Хоуи хотел было что-то сказать, но внезапно отвернулся, по щекам у него потекли слезы. Дункан порывисто обнял друга за плечи.
— Возвращайся живым, — сказал Хоуи. — Я не перенесу смерти еще одного друга.
— Не собираюсь я умирать, — пробормотал Дункан.
— Так что поосторожнее там, капитан Сорвиголова.
— Как Джек? — спросил Дункан.
Хоуи опустил голову, теперь слезы лились в три ручья.
— Перед тем как ехать сюда, мы были в больнице, — сказала я. — Дела у него совсем плохи.
Джек попал в больницу Сент-Винсент всего пять дней назад, побывав накануне в офисе в последний раз. Добраться до кабинета самостоятельно он в последнее время не мог, требовалась моя помощь. Он ходил, опираясь на две трости. Саркомы Капоши на носу и во рту уже нагноились. До этого Хоуи несколько дней ночевал у Джека на диване в качестве ночной сиделки. Рано утром Хоуи возвращался к себе, чтобы принять душ и переодеться для работы, целыми днями ничего не ел, держался только на кофе и антидепрессантах. На смену Хоуи появлялась я, кое-как помогала Джеку одеться и загружала нас обоих в ожидающую машину. Члены совета директоров «Фаулер, Ньюмен и Каплан», надо отдать им должное, не только сообщили, что, пока у Джека есть силы появляться в издательстве, ему здесь всегда будут рады, но и предоставили машину с водителем, чтобы он мог в любое время поехать, куда ему нужно. (Это избавляло нас от многих унижений, так как таксисты часто проносились мимо, не желая перевозить явно больного человека.) Финансовый директор дома, Мел Морган, сказал мне с глазу на глаз, что, если Джеку понадобится ночная сиделка, он решит проблему с оплатой. Но Хоуи, услышав об этом от меня, заявил, что сам будет рядом с Джеком с заката до восхода солнца.
— Давай я подменю тебя хотя бы на две ночи в неделю, — предложила я.
— Предложение принято с благодарностью и отклонено. Я провожу Джека, буду при нем до того момента, пока он еще может оставаться дома. Другими словами, до конца.

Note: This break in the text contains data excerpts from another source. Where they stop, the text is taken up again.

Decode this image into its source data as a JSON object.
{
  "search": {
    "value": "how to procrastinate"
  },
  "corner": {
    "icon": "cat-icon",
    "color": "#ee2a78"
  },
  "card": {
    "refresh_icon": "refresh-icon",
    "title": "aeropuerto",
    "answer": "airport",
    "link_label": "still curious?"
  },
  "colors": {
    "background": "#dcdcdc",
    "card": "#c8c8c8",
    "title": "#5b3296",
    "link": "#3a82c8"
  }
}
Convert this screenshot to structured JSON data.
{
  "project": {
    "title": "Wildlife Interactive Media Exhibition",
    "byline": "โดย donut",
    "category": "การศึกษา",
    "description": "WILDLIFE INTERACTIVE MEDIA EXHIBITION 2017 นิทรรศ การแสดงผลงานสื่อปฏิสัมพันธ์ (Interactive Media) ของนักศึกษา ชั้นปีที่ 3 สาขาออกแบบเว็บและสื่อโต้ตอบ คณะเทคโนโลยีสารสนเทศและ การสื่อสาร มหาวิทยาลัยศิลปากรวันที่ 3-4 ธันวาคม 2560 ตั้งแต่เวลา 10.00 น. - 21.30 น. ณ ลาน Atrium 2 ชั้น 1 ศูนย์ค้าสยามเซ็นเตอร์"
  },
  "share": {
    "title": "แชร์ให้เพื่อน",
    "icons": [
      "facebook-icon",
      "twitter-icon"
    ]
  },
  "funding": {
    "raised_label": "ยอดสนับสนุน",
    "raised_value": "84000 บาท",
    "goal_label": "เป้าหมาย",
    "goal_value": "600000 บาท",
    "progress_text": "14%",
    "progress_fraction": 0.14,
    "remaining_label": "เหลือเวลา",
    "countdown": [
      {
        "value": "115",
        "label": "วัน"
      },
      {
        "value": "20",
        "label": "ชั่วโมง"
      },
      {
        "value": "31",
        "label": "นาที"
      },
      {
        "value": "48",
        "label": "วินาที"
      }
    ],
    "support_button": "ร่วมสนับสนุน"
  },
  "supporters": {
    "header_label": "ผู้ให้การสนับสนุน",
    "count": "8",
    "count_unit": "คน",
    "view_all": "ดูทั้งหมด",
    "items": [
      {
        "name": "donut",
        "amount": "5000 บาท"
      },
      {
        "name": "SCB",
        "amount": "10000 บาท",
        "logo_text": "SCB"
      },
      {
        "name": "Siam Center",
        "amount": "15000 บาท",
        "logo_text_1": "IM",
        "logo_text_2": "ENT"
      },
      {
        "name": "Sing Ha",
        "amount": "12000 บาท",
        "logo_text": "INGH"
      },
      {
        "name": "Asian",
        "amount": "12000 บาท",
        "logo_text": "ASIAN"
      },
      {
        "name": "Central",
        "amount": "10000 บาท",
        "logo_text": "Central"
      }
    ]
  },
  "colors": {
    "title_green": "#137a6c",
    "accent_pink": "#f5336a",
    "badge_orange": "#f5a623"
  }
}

А финал приближался с трагической неизбежностью. Пять дней назад, добравшись до своего кабинета — он опирался на трость, а с другой стороны его поддерживала я, — Джек потерял сознание, не успев сесть за письменный стол. Вызвали «скорую помощь». Дежурные врачи, оценив состояние Джека, экстренно госпитализировали его в больницу Сент-Винсент. Я поехала с ним в машине «Скорой помощи», велев своей помощнице срочно позвонить на работу Хоуи и сообщить, что случилось. Довольно долго мы с Джеком ждали в приемном покое, он то приходил в себя, то впадал в забытье. Потом два санитара подняли его на каталку. Я смотрела, как Джека вкатили в большой лифт и доставили наверх, в специализированное отделение, где занимались жертвами этой все еще не излечимой смертоносной заразы. Когда я заявила санитарам, что поеду вместе с Джеком, они не возражали. Дверь лифта открылась, и передо мной открылась незабываемая картина — управляемый хаос. Все палаты были настолько переполнены, что для Джека там не было места. Его разместили в центральном коридоре отделения. Оглядываясь по сторонам, я видела мужчин — и нескольких женщин — на разных стадиях умирания. Рядом с ними, пытаясь облегчить своим близким смерть или оказать хоть какую-то помощь, толпились друзья, члены семей, сотрудники. Врачи и медсестры метались от постели к постели, пытаясь поддерживать хоть какой-то порядок, под крики и стоны пациентов и тех, кто за ними ухаживал, сливавшиеся в жуткую, угнетающую какофонию, унять которую было невозможно, хотя она тревожила всех.